Strathdee, a Canadian scientist, also harnessed the power of phages to save her husband, Tom Patterson, from a near-fatal superbug infection documented in her book “The Perfect Predator” and featured in a CTVW5 documentary.

IPATH also connects patients suffering from treatment-resistant infections and their doctors, with the scientists who harvest the phages. The group has already treated dozens of people and is consulting with many international cases, including people with respiratory infections and people with hip or knee replacements that have led to difficult-to-treat infections.


Dr. German says he’s also getting calls from Canadians with superbug infections, wanting to try phage therapy.

While available on compassionate grounds in the United States and parts of Europe, Canadian regulators require a formal clinical trial to determine safety. That’s why he says his phase one study is so important. It will now test 200 more women with treatment-resistant UTIs in Ontario to begin with, hoping to have phage safety results for Health Canada within two years.

“Everything we’ve seen in our global experience with phage therapy indicates that it’s safe and is ready to move to the next step,” Strathdee said.

Marshall, meanwhile, keeps a diary of his symptoms and any side effects, of which he says there was only temporary tiredness. She’s not only sold on phages, even at this early stage, she’s also an advocate for women like her who suffer without solutions.
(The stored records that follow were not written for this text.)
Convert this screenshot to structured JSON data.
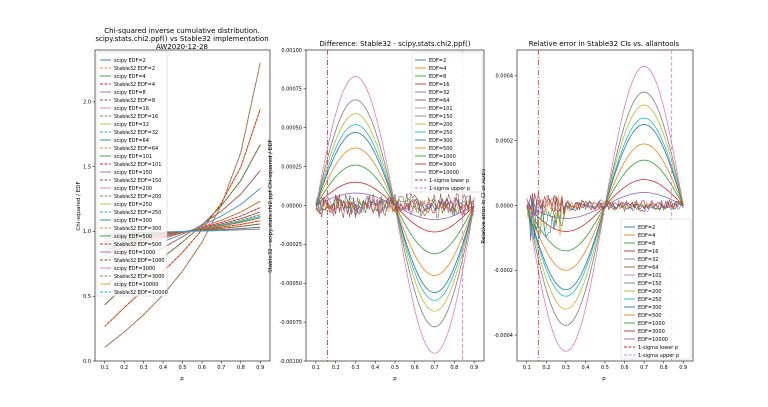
{
  "figure": {
    "panel1": {
      "title_lines": [
        "Chi-squared inverse cumulative distribution.",
        "scipy.stats.chi2.ppf() vs Stable32 implementation",
        "AW2020-12-28"
      ],
      "xlabel": "p",
      "ylabel": "Chi-squared / EDF"
    },
    "panel2": {
      "title": "Difference: Stable32 - scipy.stats.chi2.ppf()",
      "xlabel": "p",
      "ylabel": "Stable32 - scipy.stats.chi2.ppf  Chi-squared / EDF"
    },
    "panel3": {
      "title": "Relative error in Stable32 CIs vs. allantools",
      "xlabel": "p",
      "ylabel": "Relative error in CI of ADEV"
    }
  },
  "chart_data": [
    {
      "type": "line",
      "title": "Chi-squared inverse cumulative distribution. scipy.stats.chi2.ppf() vs Stable32 implementation AW2020-12-28",
      "xlabel": "p",
      "ylabel": "Chi-squared / EDF",
      "xlim": [
        0.05,
        0.95
      ],
      "ylim": [
        0.0,
        2.4
      ],
      "xticks": [
        "0.1",
        "0.2",
        "0.3",
        "0.4",
        "0.5",
        "0.6",
        "0.7",
        "0.8",
        "0.9"
      ],
      "yticks": [
        "0.0",
        "0.5",
        "1.0",
        "1.5",
        "2.0"
      ],
      "legend": "upper-left",
      "edf": [
        2,
        4,
        8,
        16,
        32,
        64,
        101,
        150,
        200,
        250,
        300,
        500,
        1000,
        3000,
        10000
      ],
      "legend_entries": [
        "scipy EDF=2",
        "Stable32 EDF=2",
        "scipy EDF=4",
        "Stable32 EDF=4",
        "scipy EDF=8",
        "Stable32 EDF=8",
        "scipy EDF=16",
        "Stable32 EDF=16",
        "scipy EDF=32",
        "Stable32 EDF=32",
        "scipy EDF=64",
        "Stable32 EDF=64",
        "scipy EDF=101",
        "Stable32 EDF=101",
        "scipy EDF=150",
        "Stable32 EDF=150",
        "scipy EDF=200",
        "Stable32 EDF=200",
        "scipy EDF=250",
        "Stable32 EDF=250",
        "scipy EDF=300",
        "Stable32 EDF=300",
        "scipy EDF=500",
        "Stable32 EDF=500",
        "scipy EDF=1000",
        "Stable32 EDF=1000",
        "scipy EDF=3000",
        "Stable32 EDF=3000",
        "scipy EDF=10000",
        "Stable32 EDF=10000"
      ],
      "series_colors": [
        "#1f77b4",
        "#ff7f0e",
        "#2ca02c",
        "#d62728",
        "#9467bd",
        "#8c564b",
        "#e377c2",
        "#7f7f7f",
        "#bcbd22",
        "#17becf",
        "#1f77b4",
        "#ff7f0e",
        "#2ca02c",
        "#d62728",
        "#9467bd",
        "#8c564b",
        "#e377c2",
        "#7f7f7f",
        "#bcbd22",
        "#17becf",
        "#1f77b4",
        "#ff7f0e",
        "#2ca02c",
        "#d62728",
        "#9467bd",
        "#8c564b",
        "#e377c2",
        "#7f7f7f",
        "#bcbd22",
        "#17becf"
      ],
      "curves": {
        "p": [
          0.1,
          0.2,
          0.3,
          0.4,
          0.5,
          0.6,
          0.7,
          0.8,
          0.9
        ],
        "EDF=2": [
          0.105,
          0.223,
          0.357,
          0.511,
          0.693,
          0.916,
          1.204,
          1.609,
          2.303
        ],
        "EDF=4": [
          0.266,
          0.412,
          0.549,
          0.688,
          0.839,
          1.011,
          1.22,
          1.497,
          1.945
        ],
        "EDF=8": [
          0.434,
          0.573,
          0.689,
          0.8,
          0.918,
          1.047,
          1.199,
          1.393,
          1.67
        ],
        "EDF=16": [
          0.578,
          0.697,
          0.789,
          0.873,
          0.959,
          1.052,
          1.157,
          1.288,
          1.47
        ],
        "EDF=32": [
          0.693,
          0.786,
          0.856,
          0.92,
          0.979,
          1.044,
          1.119,
          1.208,
          1.332
        ],
        "EDF=64": [
          0.779,
          0.85,
          0.9,
          0.946,
          0.989,
          1.034,
          1.087,
          1.15,
          1.233
        ],
        "EDF=101": [
          0.82,
          0.88,
          0.922,
          0.958,
          0.993,
          1.028,
          1.07,
          1.119,
          1.184
        ],
        "EDF=150": [
          0.853,
          0.902,
          0.936,
          0.966,
          0.995,
          1.024,
          1.058,
          1.098,
          1.15
        ],
        "EDF=200": [
          0.872,
          0.915,
          0.945,
          0.971,
          0.996,
          1.021,
          1.05,
          1.085,
          1.13
        ],
        "EDF=250": [
          0.885,
          0.924,
          0.951,
          0.974,
          0.997,
          1.019,
          1.045,
          1.076,
          1.116
        ],
        "EDF=300": [
          0.896,
          0.931,
          0.955,
          0.976,
          0.997,
          1.017,
          1.041,
          1.069,
          1.105
        ],
        "EDF=500": [
          0.919,
          0.946,
          0.965,
          0.982,
          0.998,
          1.014,
          1.032,
          1.054,
          1.082
        ],
        "EDF=1000": [
          0.943,
          0.962,
          0.975,
          0.987,
          0.999,
          1.01,
          1.023,
          1.038,
          1.058
        ],
        "EDF=3000": [
          0.967,
          0.978,
          0.986,
          0.993,
          0.999,
          1.006,
          1.013,
          1.022,
          1.033
        ],
        "EDF=10000": [
          0.982,
          0.988,
          0.992,
          0.996,
          1.0,
          1.003,
          1.007,
          1.012,
          1.018
        ]
      }
    },
    {
      "type": "line",
      "title": "Difference: Stable32 - scipy.stats.chi2.ppf()",
      "xlabel": "p",
      "ylabel": "Stable32 - scipy.stats.chi2.ppf  Chi-squared / EDF",
      "xlim": [
        0.05,
        0.95
      ],
      "ylim": [
        -0.001,
        0.001
      ],
      "xticks": [
        "0.1",
        "0.2",
        "0.3",
        "0.4",
        "0.5",
        "0.6",
        "0.7",
        "0.8",
        "0.9"
      ],
      "yticks": [
        "-0.00100",
        "-0.00075",
        "-0.00050",
        "-0.00025",
        "0.00000",
        "0.00025",
        "0.00050",
        "0.00075",
        "0.00100"
      ],
      "legend": "upper-right",
      "legend_entries": [
        "EDF=2",
        "EDF=4",
        "EDF=8",
        "EDF=16",
        "EDF=32",
        "EDF=64",
        "EDF=101",
        "EDF=150",
        "EDF=200",
        "EDF=250",
        "EDF=300",
        "EDF=500",
        "EDF=1000",
        "EDF=3000",
        "EDF=10000",
        "1-sigma lower p",
        "1-sigma upper p"
      ],
      "series_colors": [
        "#1f77b4",
        "#ff7f0e",
        "#2ca02c",
        "#d62728",
        "#9467bd",
        "#8c564b",
        "#e377c2",
        "#7f7f7f",
        "#bcbd22",
        "#17becf",
        "#1f77b4",
        "#ff7f0e",
        "#2ca02c",
        "#d62728",
        "#9467bd",
        "#d62728",
        "#e377c2"
      ],
      "vlines": {
        "lower_p": 0.159,
        "upper_p": 0.841
      },
      "peak_amplitudes": {
        "EDF=101": 0.00083,
        "EDF=150": 0.00068,
        "EDF=200": 0.00059,
        "EDF=250": 0.00052,
        "EDF=300": 0.00047,
        "EDF=500": 0.00037,
        "EDF=1000": 0.00026,
        "EDF=3000": 0.00015,
        "EDF=10000": 8e-05
      },
      "valley_amplitudes": {
        "EDF=101": -0.00095,
        "EDF=150": -0.00078,
        "EDF=200": -0.00068,
        "EDF=250": -0.00061,
        "EDF=300": -0.00056,
        "EDF=500": -0.00045,
        "EDF=1000": -0.00031,
        "EDF=3000": -0.00017,
        "EDF=10000": -9e-05
      }
    },
    {
      "type": "line",
      "title": "Relative error in Stable32 CIs vs. allantools",
      "xlabel": "p",
      "ylabel": "Relative error in CI of ADEV",
      "xlim": [
        0.05,
        0.95
      ],
      "ylim": [
        -0.00048,
        0.00048
      ],
      "xticks": [
        "0.1",
        "0.2",
        "0.3",
        "0.4",
        "0.5",
        "0.6",
        "0.7",
        "0.8",
        "0.9"
      ],
      "yticks": [
        "-0.0004",
        "-0.0002",
        "0.0000",
        "0.0002",
        "0.0004"
      ],
      "legend": "lower-right",
      "legend_entries": [
        "EDF=2",
        "EDF=4",
        "EDF=8",
        "EDF=16",
        "EDF=32",
        "EDF=64",
        "EDF=101",
        "EDF=150",
        "EDF=200",
        "EDF=250",
        "EDF=300",
        "EDF=500",
        "EDF=1000",
        "EDF=3000",
        "EDF=10000",
        "1-sigma lower p",
        "1-sigma upper p"
      ],
      "series_colors": [
        "#1f77b4",
        "#ff7f0e",
        "#2ca02c",
        "#d62728",
        "#9467bd",
        "#8c564b",
        "#e377c2",
        "#7f7f7f",
        "#bcbd22",
        "#17becf",
        "#1f77b4",
        "#ff7f0e",
        "#2ca02c",
        "#d62728",
        "#9467bd",
        "#d62728",
        "#e377c2"
      ],
      "vlines": {
        "lower_p": 0.159,
        "upper_p": 0.841
      },
      "peak_amplitudes": {
        "EDF=101": 0.00043,
        "EDF=150": 0.00035,
        "EDF=200": 0.00031,
        "EDF=250": 0.00027,
        "EDF=300": 0.00025,
        "EDF=500": 0.00019,
        "EDF=1000": 0.00014,
        "EDF=3000": 8e-05,
        "EDF=10000": 4e-05
      },
      "valley_amplitudes": {
        "EDF=101": -0.00045,
        "EDF=150": -0.00037,
        "EDF=200": -0.00032,
        "EDF=250": -0.00028,
        "EDF=300": -0.00026,
        "EDF=500": -0.0002,
        "EDF=1000": -0.00014,
        "EDF=3000": -8e-05,
        "EDF=10000": -4e-05
      }
    }
  ]
}
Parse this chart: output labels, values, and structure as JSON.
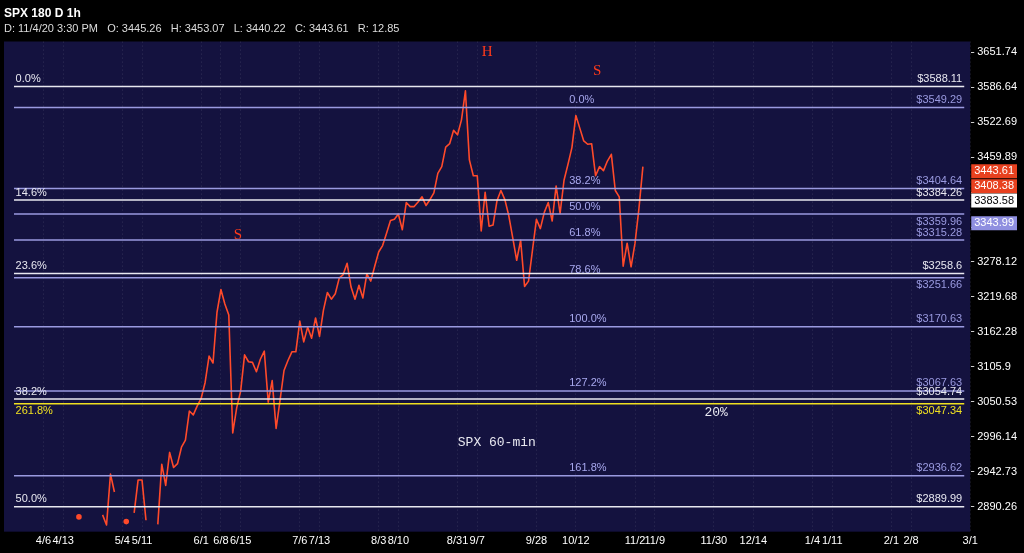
{
  "chart_data": {
    "type": "line",
    "title": "SPX 180 D 1h",
    "subtitle": "D: 11/4/20 3:30 PM   O: 3445.26   H: 3453.07   L: 3440.22   C: 3443.61   R: 12.85",
    "categories": [
      null,
      null,
      null,
      null,
      null,
      null,
      null,
      null,
      null,
      null,
      "4/6",
      null,
      null,
      null,
      null,
      "4/13",
      null,
      null,
      null,
      null,
      null,
      null,
      null,
      null,
      null,
      null,
      null,
      null,
      null,
      null,
      "5/4",
      null,
      null,
      null,
      null,
      "5/11",
      null,
      null,
      null,
      null,
      null,
      null,
      null,
      null,
      null,
      null,
      null,
      null,
      null,
      null,
      "6/1",
      null,
      null,
      null,
      null,
      "6/8",
      null,
      null,
      null,
      null,
      "6/15",
      null,
      null,
      null,
      null,
      null,
      null,
      null,
      null,
      null,
      null,
      null,
      null,
      null,
      null,
      "7/6",
      null,
      null,
      null,
      null,
      "7/13",
      null,
      null,
      null,
      null,
      null,
      null,
      null,
      null,
      null,
      null,
      null,
      null,
      null,
      null,
      "8/3",
      null,
      null,
      null,
      null,
      "8/10",
      null,
      null,
      null,
      null,
      null,
      null,
      null,
      null,
      null,
      null,
      null,
      null,
      null,
      null,
      "8/31",
      null,
      null,
      null,
      null,
      "9/7",
      null,
      null,
      null,
      null,
      null,
      null,
      null,
      null,
      null,
      null,
      null,
      null,
      null,
      null,
      "9/28",
      null,
      null,
      null,
      null,
      null,
      null,
      null,
      null,
      null,
      "10/12",
      null,
      null,
      null,
      null,
      null,
      null,
      null,
      null,
      null,
      null,
      null,
      null,
      null,
      null,
      "11/2",
      null,
      null,
      null,
      null,
      "11/9",
      null,
      null,
      null,
      null,
      null,
      null,
      null,
      null,
      null,
      null,
      null,
      null,
      null,
      null,
      "11/30",
      null,
      null,
      null,
      null,
      null,
      null,
      null,
      null,
      null,
      "12/14",
      null,
      null,
      null,
      null,
      null,
      null,
      null,
      null,
      null,
      null,
      null,
      null,
      null,
      null,
      "1/4",
      null,
      null,
      null,
      null,
      "1/11",
      null,
      null,
      null,
      null,
      null,
      null,
      null,
      null,
      null,
      null,
      null,
      null,
      null,
      null,
      "2/1",
      null,
      null,
      null,
      null,
      "2/8",
      null,
      null,
      null,
      null,
      null,
      null,
      null,
      null,
      null,
      null,
      null,
      null,
      null,
      null,
      "3/1"
    ],
    "series": [
      {
        "color": "#ff4a2a",
        "values": [
          null,
          null,
          null,
          null,
          null,
          null,
          null,
          null,
          null,
          null,
          null,
          null,
          null,
          null,
          null,
          null,
          null,
          null,
          null,
          2875,
          null,
          null,
          null,
          null,
          null,
          2878,
          2863,
          2939,
          2912,
          null,
          null,
          2868,
          null,
          2881,
          2930,
          2930,
          2870,
          null,
          null,
          2864,
          2954,
          2922,
          2972,
          2949,
          2955,
          2980,
          2991,
          3036,
          3030,
          3044,
          3056,
          3081,
          3123,
          3112,
          3194,
          3232,
          3208,
          3190,
          3002,
          3041,
          3067,
          3125,
          3114,
          3113,
          3098,
          3118,
          3131,
          3050,
          3084,
          3009,
          3053,
          3100,
          3116,
          3130,
          3130,
          3180,
          3146,
          3170,
          3152,
          3185,
          3155,
          3198,
          3227,
          3216,
          3225,
          3251,
          3257,
          3276,
          3236,
          3216,
          3239,
          3218,
          3258,
          3246,
          3271,
          3295,
          3306,
          3327,
          3349,
          3351,
          3360,
          3333,
          3380,
          3373,
          3373,
          3381,
          3390,
          3375,
          3385,
          3397,
          3431,
          3443,
          3478,
          3484,
          3508,
          3500,
          3527,
          3580,
          3455,
          3427,
          3427,
          3331,
          3398,
          3339,
          3341,
          3383,
          3401,
          3385,
          3357,
          3319,
          3281,
          3315,
          3237,
          3246,
          3298,
          3351,
          3335,
          3363,
          3380,
          3348,
          3409,
          3361,
          3419,
          3447,
          3477,
          3535,
          3512,
          3489,
          3483,
          3484,
          3427,
          3443,
          3436,
          3453,
          3465,
          3401,
          3390,
          3271,
          3310,
          3270,
          3310,
          3370,
          3443,
          null,
          null,
          null,
          null,
          null,
          null,
          null,
          null,
          null,
          null,
          null,
          null,
          null,
          null,
          null,
          null,
          null,
          null,
          null,
          null,
          null,
          null,
          null,
          null,
          null,
          null,
          null,
          null,
          null,
          null,
          null,
          null,
          null,
          null,
          null,
          null,
          null,
          null,
          null,
          null,
          null,
          null,
          null,
          null,
          null,
          null,
          null,
          null,
          null,
          null,
          null,
          null,
          null,
          null,
          null,
          null,
          null,
          null,
          null,
          null,
          null,
          null,
          null,
          null,
          null,
          null,
          null,
          null,
          null,
          null,
          null,
          null,
          null,
          null,
          null,
          null,
          null,
          null,
          null,
          null,
          null,
          null,
          null
        ]
      }
    ],
    "log": true,
    "ylim": [
      2853,
      3672
    ],
    "yticks": [
      2890.26,
      2942.73,
      2996.14,
      3050.53,
      3105.9,
      3162.28,
      3219.68,
      3278.12,
      {
        "value": 3337.62,
        "label": null
      },
      {
        "value": 3398.21,
        "label": null
      },
      3459.89,
      3522.69,
      3586.64,
      3651.74
    ],
    "grid": "x",
    "legend": false,
    "ref_lines": [
      {
        "axis": "y",
        "value": 3588.11,
        "label": "$3588.11",
        "color": "#e8e8f0"
      },
      {
        "axis": "y",
        "value": 3549.29,
        "label": "$3549.29",
        "color": "#9a9ae0"
      },
      {
        "axis": "y",
        "value": 3404.64,
        "label": "$3404.64",
        "color": "#9a9ae0"
      },
      {
        "axis": "y",
        "value": 3384.26,
        "label": "$3384.26",
        "color": "#e8e8f0"
      },
      {
        "axis": "y",
        "value": 3359.96,
        "label": "$3359.96",
        "color": "#9a9ae0"
      },
      {
        "axis": "y",
        "value": 3315.28,
        "label": "$3315.28",
        "color": "#9a9ae0"
      },
      {
        "axis": "y",
        "value": 3258.6,
        "label": "$3258.6",
        "color": "#e8e8f0"
      },
      {
        "axis": "y",
        "value": 3251.66,
        "label": "$3251.66",
        "color": "#9a9ae0"
      },
      {
        "axis": "y",
        "value": 3170.63,
        "label": "$3170.63",
        "color": "#9a9ae0"
      },
      {
        "axis": "y",
        "value": 3067.63,
        "label": "$3067.63",
        "color": "#9a9ae0"
      },
      {
        "axis": "y",
        "value": 3054.74,
        "label": "$3054.74",
        "color": "#e8e8f0"
      },
      {
        "axis": "y",
        "value": 3047.34,
        "label": "$3047.34",
        "color": "#f0e020"
      },
      {
        "axis": "y",
        "value": 2936.62,
        "label": "$2936.62",
        "color": "#9a9ae0"
      },
      {
        "axis": "y",
        "value": 2889.99,
        "label": "$2889.99",
        "color": "#e8e8f0"
      }
    ],
    "annotations": [
      "0.0%",
      "14.6%",
      "23.6%",
      "38.2%",
      "261.8%",
      "50.0%",
      "0.0%",
      "38.2%",
      "50.0%",
      "61.8%",
      "78.6%",
      "100.0%",
      "127.2%",
      "161.8%",
      "H",
      "S",
      "S",
      "20%",
      "SPX 60-min",
      "3443.61",
      "3408.38",
      "3383.58",
      "3343.99"
    ]
  }
}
“I would like to tell people not to be afraid of it. It’s easy. Minimal side effects. Great result.” she said.


Phage therapy may not be available in Canada, but it started here over 100 years ago.

French-Canadian scientist Felix d’Herelle co-discovered these micro killers in 1917. Early studies showed that they were very good at controlling epidemics of dysentery and typhoid plague.

But phages were abandoned in favor of antibiotics, which could be mass-produced and were much more profitable. Eventually, D’Herelle moved to the Soviet Union to continue his work. And phages were relegated to the sidelines of mainstream medicine.

Over the years, bacteria have evolved and now many are resistant to our wonderful antibiotic drugs. Patients around the world are developing treatment-resistant infections after joint replacements, organ transplants and cancer therapy.

A recent report predicts that superbugs will claim the lives of nearly 400,000 Canadians over the next 30 years.

And the World Health Organization warns that we are entering a post-antibiotic era where even a simple skin infection can kill.


Although men also get UTIs, they are much more common among women and other people with vaginas, in part due to a shorter urethra, which makes it easier for bacteria to enter the urinary tract.

You can watch Avis Favaro’s report on CTV National News tonight (July 4) at 11pm. The Avis documentary “Super Bug Killers” broadcast on CTVW5 can be viewed in our video player at the top of this article.